If there's one topic that young artists love to criticize, it's tragic current events, preferably with a corrupt commercial or political edge. Several of the works in the Core show dwell on such maladies as the Deepwater Horizon oil spill, Middle East unrest and a weakening U.S. dollar. The latter issue is taken up by Clarissa Tossin, who has arranged two stacks of American bills and Brazilian reais on a table, juxtaposed with a typed statement of the currency's conversion rate on Feb. 7, 2011.
Visitors are invited to take a bill, at which point they will discover an intriguing graphic manipulation: The reverse side is the other nation's currency. It's a commentary on how American prosperity has literally flipped sides in the wake of a booming Brazil.
Indeed, several of these works were conceived to disorient you, the viewer. Lourdes Correa-Carlo has enlarged a photograph of the underside of a Hartford, Conn. home's front porch and mounted it on three separate panels that lean against the gallery wall, standing taller than most visitors.

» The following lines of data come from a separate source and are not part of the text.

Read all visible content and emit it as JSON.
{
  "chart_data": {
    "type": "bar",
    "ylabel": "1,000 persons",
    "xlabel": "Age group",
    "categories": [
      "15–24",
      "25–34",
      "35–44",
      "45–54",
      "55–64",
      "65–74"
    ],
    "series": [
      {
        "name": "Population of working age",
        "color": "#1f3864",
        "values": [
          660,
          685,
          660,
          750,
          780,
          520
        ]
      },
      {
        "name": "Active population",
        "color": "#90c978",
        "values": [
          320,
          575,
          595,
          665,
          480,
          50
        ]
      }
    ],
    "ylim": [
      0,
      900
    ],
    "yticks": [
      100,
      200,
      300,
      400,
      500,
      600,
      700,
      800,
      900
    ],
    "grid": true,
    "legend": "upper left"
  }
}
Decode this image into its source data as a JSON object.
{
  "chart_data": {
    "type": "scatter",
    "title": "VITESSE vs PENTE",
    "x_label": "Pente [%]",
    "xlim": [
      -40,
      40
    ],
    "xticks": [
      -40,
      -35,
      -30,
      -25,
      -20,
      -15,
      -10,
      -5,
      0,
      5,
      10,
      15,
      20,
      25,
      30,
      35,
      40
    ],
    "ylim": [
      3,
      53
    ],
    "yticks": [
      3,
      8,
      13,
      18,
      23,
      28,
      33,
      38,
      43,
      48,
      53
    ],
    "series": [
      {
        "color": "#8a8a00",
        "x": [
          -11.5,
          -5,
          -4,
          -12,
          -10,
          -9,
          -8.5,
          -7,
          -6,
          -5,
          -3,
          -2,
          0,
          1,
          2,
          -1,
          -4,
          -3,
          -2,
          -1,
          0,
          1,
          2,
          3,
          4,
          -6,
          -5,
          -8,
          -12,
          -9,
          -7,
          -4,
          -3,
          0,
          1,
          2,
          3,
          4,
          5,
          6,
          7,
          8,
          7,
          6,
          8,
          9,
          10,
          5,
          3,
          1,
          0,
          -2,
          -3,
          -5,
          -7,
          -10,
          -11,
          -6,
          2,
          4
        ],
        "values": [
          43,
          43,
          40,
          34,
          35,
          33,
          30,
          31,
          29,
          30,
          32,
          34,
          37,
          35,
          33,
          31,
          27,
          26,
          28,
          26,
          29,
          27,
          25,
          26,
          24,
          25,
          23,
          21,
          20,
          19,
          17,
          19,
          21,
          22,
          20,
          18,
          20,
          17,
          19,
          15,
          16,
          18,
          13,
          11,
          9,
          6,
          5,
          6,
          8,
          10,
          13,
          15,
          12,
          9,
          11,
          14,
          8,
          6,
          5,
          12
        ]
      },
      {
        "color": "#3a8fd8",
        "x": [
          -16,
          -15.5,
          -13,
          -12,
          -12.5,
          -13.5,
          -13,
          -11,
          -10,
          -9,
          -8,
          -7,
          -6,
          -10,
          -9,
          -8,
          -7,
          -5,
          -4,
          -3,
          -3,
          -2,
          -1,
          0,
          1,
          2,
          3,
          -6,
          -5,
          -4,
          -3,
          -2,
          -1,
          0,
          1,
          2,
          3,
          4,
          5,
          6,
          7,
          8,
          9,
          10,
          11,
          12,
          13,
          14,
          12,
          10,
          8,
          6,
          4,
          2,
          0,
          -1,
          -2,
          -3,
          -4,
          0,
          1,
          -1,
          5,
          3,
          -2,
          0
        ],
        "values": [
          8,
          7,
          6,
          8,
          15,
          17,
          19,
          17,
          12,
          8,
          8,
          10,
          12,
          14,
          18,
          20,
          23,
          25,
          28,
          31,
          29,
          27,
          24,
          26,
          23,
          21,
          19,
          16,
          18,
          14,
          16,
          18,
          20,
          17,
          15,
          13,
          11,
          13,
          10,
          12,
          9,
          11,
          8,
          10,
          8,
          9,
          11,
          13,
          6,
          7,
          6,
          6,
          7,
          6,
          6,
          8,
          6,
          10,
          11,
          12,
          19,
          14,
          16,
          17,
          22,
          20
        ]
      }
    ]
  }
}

Leclère considers this work more an installation than a photograph — essentially, an architectural depiction of architecture.

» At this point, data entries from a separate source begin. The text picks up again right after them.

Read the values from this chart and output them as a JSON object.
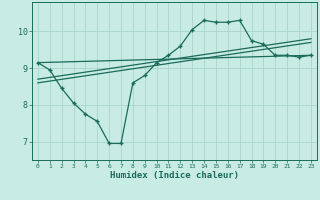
{
  "xlabel": "Humidex (Indice chaleur)",
  "bg_color": "#c8ece4",
  "grid_color": "#a8d4cc",
  "line_color": "#1a6b5a",
  "xlim": [
    -0.5,
    23.5
  ],
  "ylim": [
    6.5,
    10.8
  ],
  "yticks": [
    7,
    8,
    9,
    10
  ],
  "xticks": [
    0,
    1,
    2,
    3,
    4,
    5,
    6,
    7,
    8,
    9,
    10,
    11,
    12,
    13,
    14,
    15,
    16,
    17,
    18,
    19,
    20,
    21,
    22,
    23
  ],
  "series1_x": [
    0,
    1,
    2,
    3,
    4,
    5,
    6,
    7,
    8,
    9,
    10,
    11,
    12,
    13,
    14,
    15,
    16,
    17,
    18,
    19,
    20,
    21,
    22,
    23
  ],
  "series1_y": [
    9.15,
    8.95,
    8.45,
    8.05,
    7.75,
    7.55,
    6.95,
    6.95,
    8.6,
    8.8,
    9.15,
    9.35,
    9.6,
    10.05,
    10.3,
    10.25,
    10.25,
    10.3,
    9.75,
    9.65,
    9.35,
    9.35,
    9.3,
    9.35
  ],
  "line2_x": [
    0,
    23
  ],
  "line2_y": [
    9.15,
    9.35
  ],
  "line3_x": [
    0,
    23
  ],
  "line3_y": [
    8.6,
    9.7
  ],
  "line4_x": [
    0,
    23
  ],
  "line4_y": [
    8.7,
    9.8
  ]
}
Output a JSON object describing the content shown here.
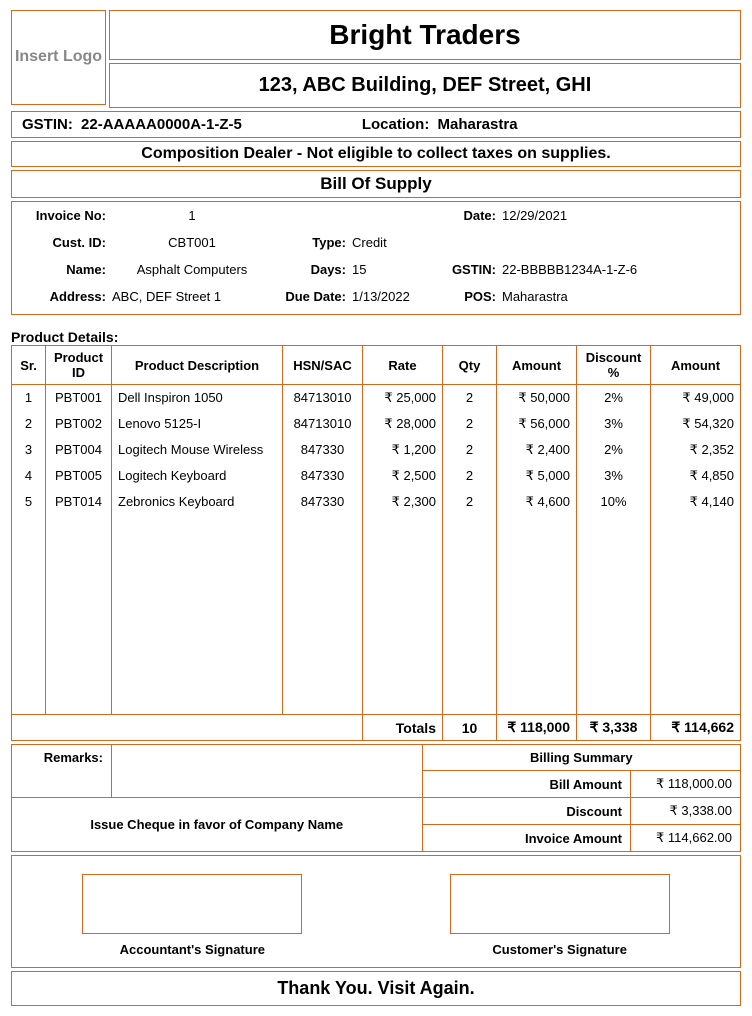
{
  "logo_placeholder": "Insert Logo",
  "company": {
    "name": "Bright Traders",
    "address": "123, ABC Building, DEF Street, GHI",
    "gstin_label": "GSTIN:",
    "gstin": "22-AAAAA0000A-1-Z-5",
    "location_label": "Location:",
    "location": "Maharastra",
    "composition_note": "Composition Dealer - Not eligible to collect taxes on supplies."
  },
  "doc_title": "Bill Of Supply",
  "labels": {
    "invoice_no": "Invoice No:",
    "date": "Date:",
    "cust_id": "Cust. ID:",
    "name": "Name:",
    "type": "Type:",
    "days": "Days:",
    "gstin": "GSTIN:",
    "address": "Address:",
    "due_date": "Due Date:",
    "pos": "POS:",
    "remarks": "Remarks:",
    "product_details": "Product Details:",
    "totals": "Totals",
    "billing_summary": "Billing Summary",
    "bill_amount": "Bill Amount",
    "discount": "Discount",
    "invoice_amount": "Invoice Amount",
    "cheque_note": "Issue Cheque in favor of Company Name",
    "accountant_sig": "Accountant's Signature",
    "customer_sig": "Customer's Signature",
    "thank_you": "Thank You. Visit Again."
  },
  "invoice": {
    "no": "1",
    "date": "12/29/2021",
    "cust_id": "CBT001",
    "cust_name": "Asphalt Computers",
    "type": "Credit",
    "days": "15",
    "cust_gstin": "22-BBBBB1234A-1-Z-6",
    "cust_address": "ABC, DEF Street 1",
    "due_date": "1/13/2022",
    "pos": "Maharastra"
  },
  "columns": {
    "sr": "Sr.",
    "pid": "Product ID",
    "desc": "Product Description",
    "hsn": "HSN/SAC",
    "rate": "Rate",
    "qty": "Qty",
    "amount": "Amount",
    "discount": "Discount %",
    "amount2": "Amount"
  },
  "items": [
    {
      "sr": "1",
      "pid": "PBT001",
      "desc": "Dell Inspiron 1050",
      "hsn": "84713010",
      "rate": "₹ 25,000",
      "qty": "2",
      "amount": "₹ 50,000",
      "disc": "2%",
      "amount2": "₹ 49,000"
    },
    {
      "sr": "2",
      "pid": "PBT002",
      "desc": "Lenovo 5125-I",
      "hsn": "84713010",
      "rate": "₹ 28,000",
      "qty": "2",
      "amount": "₹ 56,000",
      "disc": "3%",
      "amount2": "₹ 54,320"
    },
    {
      "sr": "3",
      "pid": "PBT004",
      "desc": "Logitech Mouse Wireless",
      "hsn": "847330",
      "rate": "₹ 1,200",
      "qty": "2",
      "amount": "₹ 2,400",
      "disc": "2%",
      "amount2": "₹ 2,352"
    },
    {
      "sr": "4",
      "pid": "PBT005",
      "desc": "Logitech Keyboard",
      "hsn": "847330",
      "rate": "₹ 2,500",
      "qty": "2",
      "amount": "₹ 5,000",
      "disc": "3%",
      "amount2": "₹ 4,850"
    },
    {
      "sr": "5",
      "pid": "PBT014",
      "desc": "Zebronics Keyboard",
      "hsn": "847330",
      "rate": "₹ 2,300",
      "qty": "2",
      "amount": "₹ 4,600",
      "disc": "10%",
      "amount2": "₹ 4,140"
    }
  ],
  "totals": {
    "qty": "10",
    "amount": "₹ 118,000",
    "discount": "₹ 3,338",
    "amount2": "₹ 114,662"
  },
  "summary": {
    "bill_amount": "₹ 118,000.00",
    "discount": "₹ 3,338.00",
    "invoice_amount": "₹ 114,662.00"
  },
  "colors": {
    "border": "#d2691e",
    "text": "#000000",
    "placeholder": "#888888"
  }
}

"She's thinking about the question of space," Lèclere says. "It's meant to be confusing, estranging and defamiliarizing."

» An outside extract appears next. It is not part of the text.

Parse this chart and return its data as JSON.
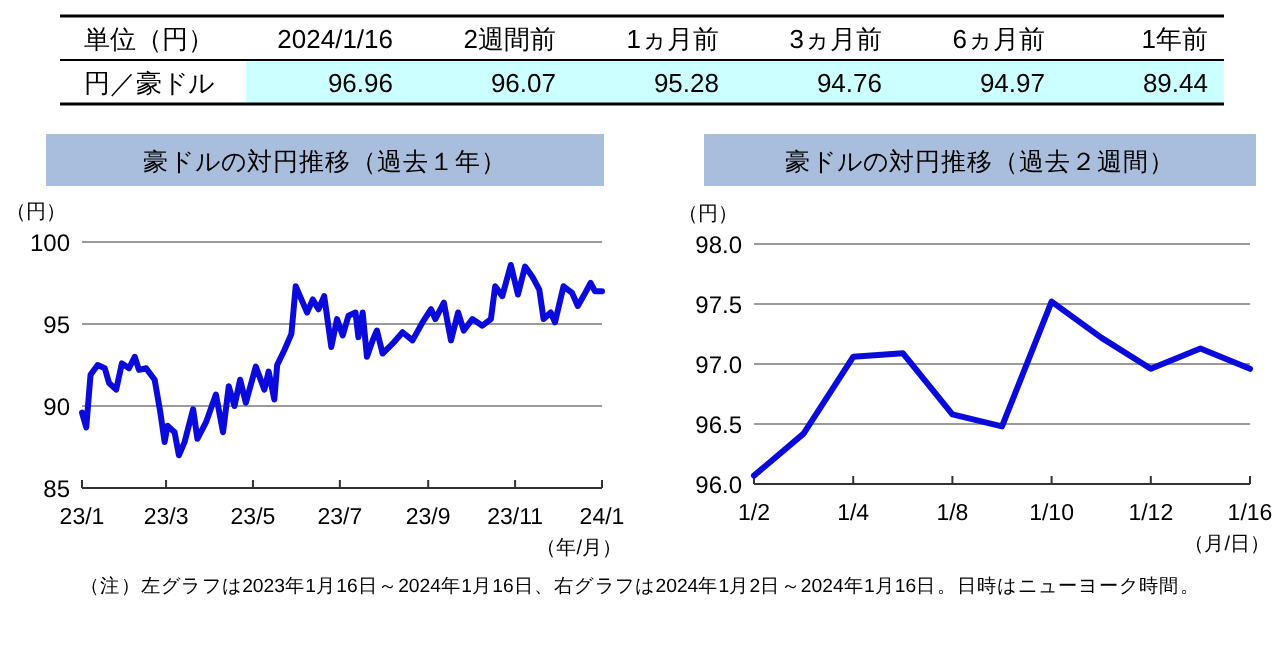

Apparently, those three words describe the world we're living in. In "Re-mappings," Tossin has inked the shapes of continents on balled up pieces of paper and then pinned the flattened sheets on the wall. Perhaps she's hinting at the arbitrary nature of drawing geographic borders, or the anxiety of a globalized world. In either case, it's among the show's most intriguing inclusions.
Interpreting the laser acetate prints by Steffani Jemison proves more rigorous. The inspirational present conditional phrase, "If I Could," is printed on transparency, obscured by underlayers of found paper and gesso on wood. Jemison explains that the series is inspired by violent events during the completion of her MFA in Chicago.
She writes, "My 14-year-old cousin Gregory Robinson was shot and killed outside his home. He was the 28th Chicago Public School student killed during the 2008-2009 school year." That death was followed by the murder of another Chicago student, 16-year-old Derrion Albert, who had printed the text "If I Could" near his workspace, motivating him to achieve his high grades.
Knowing this backstory, "Untitled (Transparency)" becomes all the more stirring. The same could be said of the secrets hidden in Julie Ann Nagle's "Breakdown of a Long Chain," a collage-like sculpture made of aqua-resin, mahogany veneered foam, polyethylene, gold space blanket, Bakelite, sandbags, wood and a tree.
The artist states, "Inspired by the invention of plastic from a byproduct (coal tar) and tradeship construction in the 17th century, I explore chemistry as a vector for trade and industry."
The male character protruding from the gallery floor is none other than inventor Leo Hendrik Baekeland, the inventor of bakelite, one of the first plastics. The scientist is positioned as a figurative trade ship's bowsprit, a reference to the character's spirit as akin to that of seafaring Age of Exploration naturalists.
According to Nagle, Baekeland established the dangerous perception of plastics as disposable consumables, arguably a tenant of American industry. Elaborates the artist, "Science continues to be used as a pretext for exploration and colonization. The same lands that were once mined for natural resources are now mined for human labor resources, and equatorial lands are most burdened by our industrial byproducts and waste."
Baekeland is rendered in a way that would make him seem otherwise anonymous (his looks have yet to earn him instant recognition), and the assemblage has a "Rent-a-Center" aesthetic reminiscent of just-bought luxury boats. The work contemplates idealism and impending natural destruction as the outstretched figure's hands are caught in a game of Cat's Cradle, a reference to Kurt Vonnegut's satire of science and technology.
No doubt, Nagle and her colleagues are staking out some serious conceptual territory. Yet with the right degree of persistence, the Core Exhibition can be a rewarding view on what the city's contemporary art practitioners are creating.
The 2011 Core Exhibition features the work of Nick Barbee, Lourdes Correa-Carlo, Fatima Haider, Steffani Jemison, Gabriel Martinez, Julie Ann Nagle, Kelly Sears and Clarissa Tossin. The exhibition is on view in the Laura Lee Blanton Gallery at Glassell through April 22.